Kießlings Phantomtor:"Das darf ja nicht gelten, so ein Spiel"

Ein Fall fürs Sportgericht also. Hoffenheim ist bereits beim Deutschen Fußball-Bund (DFB) vorstellig geworden, zwecks Protest. "Skandalös" sei das alles, polterte TSG-Sportdirektor Alexander Rosen am Freitagabend vor den Kameras, auf der Tribüne pfiffen die Fans. Der Deutsche Fußball-Bund (DFB) teilte am Samstagmittag mit, man werde in den kommenden Tagen alle Beteiligten anhören, das Verfahren werde vermutlich nicht in der kommenden Woche beginnen, sagte DFL-Geschäftsführer Andreas Rettig. Wenn es kein Wiederholungsspiel gebe, sagte Hoffenheims Trainer Markus Gisdol, "würde ja niemand die Fußballwelt verstehen. Das darf ja nicht gelten, so ein Spiel."

Ob das Spiel tatsächlich wiederholt wird, ist allerdings völlig ungewiss. Zwar hat der DFB 1994 die vieldiskutierte Partie zwischen Bayern München und dem 1. FC Nürnberg erneut austragen lassen, Thomas Helmer hatte den Ball am Tor vorbeigestochert, die Schiedsrichter dennoch auf Tor entschieden. Doch die Entscheidung führte zu schweren Verwerfungen zwischen dem DFB und dem Weltverband Fifa.
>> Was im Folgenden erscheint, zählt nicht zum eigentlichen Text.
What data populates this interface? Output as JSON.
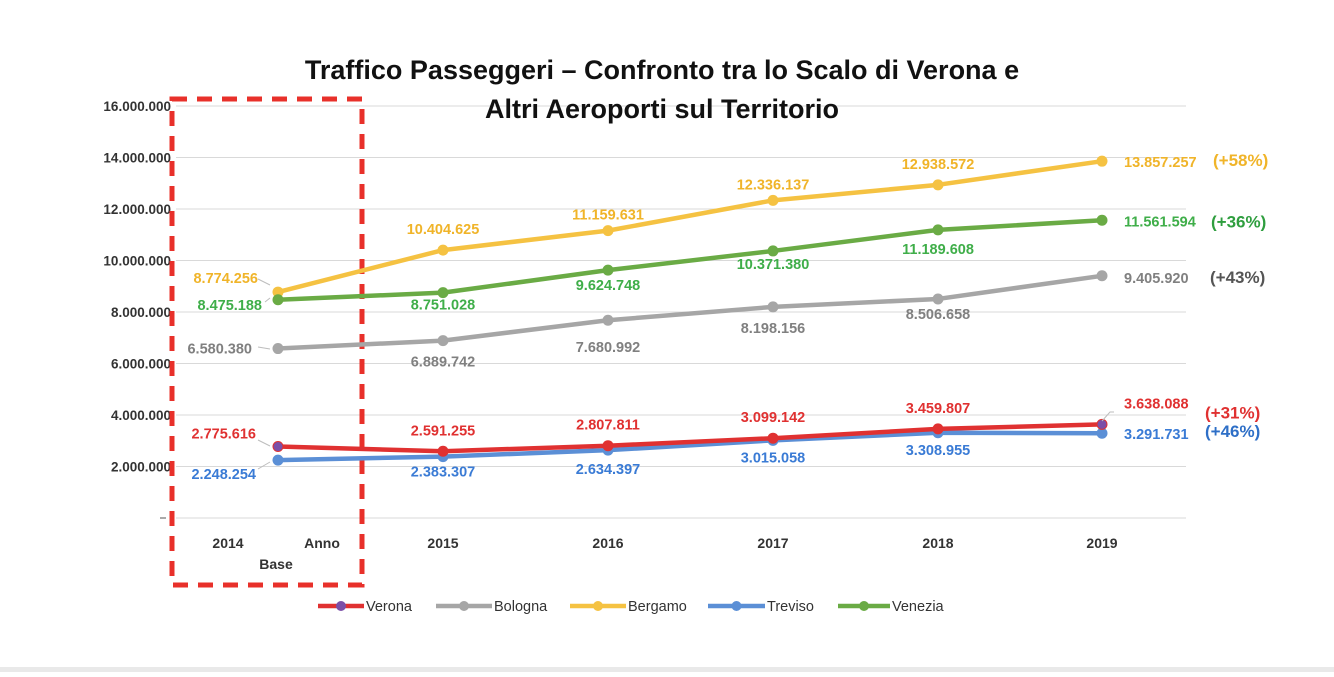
{
  "chart_data": {
    "type": "line",
    "title_lines": [
      "Traffico Passeggeri – Confronto tra lo Scalo di Verona e",
      "Altri Aeroporti sul Territorio"
    ],
    "categories": [
      "2014",
      "2015",
      "2016",
      "2017",
      "2018",
      "2019"
    ],
    "base_label": [
      "Anno",
      "Base"
    ],
    "ylim": [
      0,
      16000000
    ],
    "yticks": [
      {
        "value": 2000000,
        "label": "2.000.000"
      },
      {
        "value": 4000000,
        "label": "4.000.000"
      },
      {
        "value": 6000000,
        "label": "6.000.000"
      },
      {
        "value": 8000000,
        "label": "8.000.000"
      },
      {
        "value": 10000000,
        "label": "10.000.000"
      },
      {
        "value": 12000000,
        "label": "12.000.000"
      },
      {
        "value": 14000000,
        "label": "14.000.000"
      },
      {
        "value": 16000000,
        "label": "16.000.000"
      }
    ],
    "grid": true,
    "legend_position": "bottom",
    "series": [
      {
        "name": "Verona",
        "color": "#e03131",
        "values": [
          2775616,
          2591255,
          2807811,
          3099142,
          3459807,
          3638088
        ],
        "labels": [
          "2.775.616",
          "2.591.255",
          "2.807.811",
          "3.099.142",
          "3.459.807",
          "3.638.088"
        ],
        "growth": "(+31%)",
        "label_color": "#e03131",
        "growth_color": "#e03131"
      },
      {
        "name": "Bologna",
        "color": "#a6a6a6",
        "values": [
          6580380,
          6889742,
          7680992,
          8198156,
          8506658,
          9405920
        ],
        "labels": [
          "6.580.380",
          "6.889.742",
          "7.680.992",
          "8.198.156",
          "8.506.658",
          "9.405.920"
        ],
        "growth": "(+43%)",
        "label_color": "#808080",
        "growth_color": "#555555"
      },
      {
        "name": "Bergamo",
        "color": "#f5c242",
        "values": [
          8774256,
          10404625,
          11159631,
          12336137,
          12938572,
          13857257
        ],
        "labels": [
          "8.774.256",
          "10.404.625",
          "11.159.631",
          "12.336.137",
          "12.938.572",
          "13.857.257"
        ],
        "growth": "(+58%)",
        "label_color": "#f0b429",
        "growth_color": "#f0b429"
      },
      {
        "name": "Treviso",
        "color": "#5b8fd6",
        "values": [
          2248254,
          2383307,
          2634397,
          3015058,
          3308955,
          3291731
        ],
        "labels": [
          "2.248.254",
          "2.383.307",
          "2.634.397",
          "3.015.058",
          "3.308.955",
          "3.291.731"
        ],
        "growth": "(+46%)",
        "label_color": "#3a7bd5",
        "growth_color": "#2e6fc7"
      },
      {
        "name": "Venezia",
        "color": "#6aab45",
        "values": [
          8475188,
          8751028,
          9624748,
          10371380,
          11189608,
          11561594
        ],
        "labels": [
          "8.475.188",
          "8.751.028",
          "9.624.748",
          "10.371.380",
          "11.189.608",
          "11.561.594"
        ],
        "growth": "(+36%)",
        "label_color": "#3fae49",
        "growth_color": "#2f9e3f"
      }
    ],
    "highlight_box_color": "#e8302a"
  }
}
Letzterer dachte darüber nach, deutsche Mannschaften international zu sperren. Immerhin hatte der DFB damals eine Tatsachenentscheidung revidiert, ein Tabubruch für die Regelhüter. Nun droht ein ähnliches Szenario, in Brychs Fall handelt es sich ebenfalls um ein Tatsachenurteil. "Das ist ein hochbrisantes Thema", sagte der ehemalige Fifa-Schiedsrichter Bernd Heynemann am Samstag.

Der DFB äußerte sich entsprechend defensiv: Man werde sich mit der Fifa abstimmen, "um die verbindlichen Vorgaben des Weltverbandes bei der Entscheidungsfindung zu berücksichtigen". Rainer Koch, im DFB-Vorstand verantwortlich für Rechtsfragen, klang nicht gerade so, als verspüre er große Lust auf eine Neuansetzung: "Der reflexartige Ruf nach einer Wiederholung des Spiels ist verständlich, aber wir wissen aus der Vergangenheit auch, wie sehr die FIFA die Tatsachenentscheidung eines Schiedsrichters schützt."

Auch das Regelwerk des DFB (mit einem Bild von Felix Brych auf dem Titel) dürfte den Hoffenheimern wenig Hoffnung machen. Im "Regel 1 - Das Spielfeld" heißt es: "Der Platzverein ist für die richtige Zeichnung des Spielfeldes sowie den ordnungsgemäßen Aufbau der Tore, ihre zuverlässige Befestigung und ihren unbeschädigten Zustand verantwortlich." Zwar hatte der Linienrichter das Tornetz vor Spielbeginn geprüft, das kleine Loch allerdings nicht erspäht.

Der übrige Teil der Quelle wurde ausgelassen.